While these lexicons correctly reflected the devices relevant to the specific trial eligibility criteria, the variety of other devices discussed in a patient’s note was not well covered. In other words, these initial generated lexicons were overly specific to the task at hand and would need to be generalized or broadened in future work.

When evaluating the trial-patient match accuracy, we used existing coded information as a reference resulting in 100% sensitivity for the GVHD diagnosis among enrolled patients, and 97.7% sensitivity among patients with unknown eligibility. These findings indicate that the diagnosis was not always mentioned in the unstructured text note, an expected outcome considering the variety of clinical notes we included. For NBUVB therapy information, we extracted this information from clinical notes of 10% of the patients without this coded procedure and interpret this performance as a benefit rather than a failure of TAES. Namely, without application of the NLP system, a manual chart review of all 301 patients’ notes would be required to find the eligible subset. With the application of the NLP system, we have a subset of 30 patients with a strong likelihood of being eligible and a second subset of 271 patients with a lesser likelihood.
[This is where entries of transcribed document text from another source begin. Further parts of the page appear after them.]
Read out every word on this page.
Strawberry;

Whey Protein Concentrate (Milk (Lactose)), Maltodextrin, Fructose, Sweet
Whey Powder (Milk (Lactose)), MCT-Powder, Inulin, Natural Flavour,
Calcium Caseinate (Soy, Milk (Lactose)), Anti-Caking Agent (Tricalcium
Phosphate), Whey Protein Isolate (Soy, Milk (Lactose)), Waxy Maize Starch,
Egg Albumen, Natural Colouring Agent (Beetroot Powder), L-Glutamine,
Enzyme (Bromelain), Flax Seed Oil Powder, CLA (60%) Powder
This pilot study has several limitations to consider. First, only a small subset of our large 21,974 clinical notes dataset was used for patient eligibility assessment and extraction of information from clinical text. That small sample size permitted an assessment of the capabilities of the TAES prototype and its integration but limited our ability to demonstrate the higher potential accuracy machine learning could offer and caused limited information extraction accuracy for rare information types. Second, only a subset of the eligibility criteria listed for each trial was selected for matching with EHR data. This partial selection was based on the criteria considered most important by the domain experts, on the availability of the data in the EHR, or the criteria allowing for high sensitivity rather than high precision when searching for potentially eligible patients.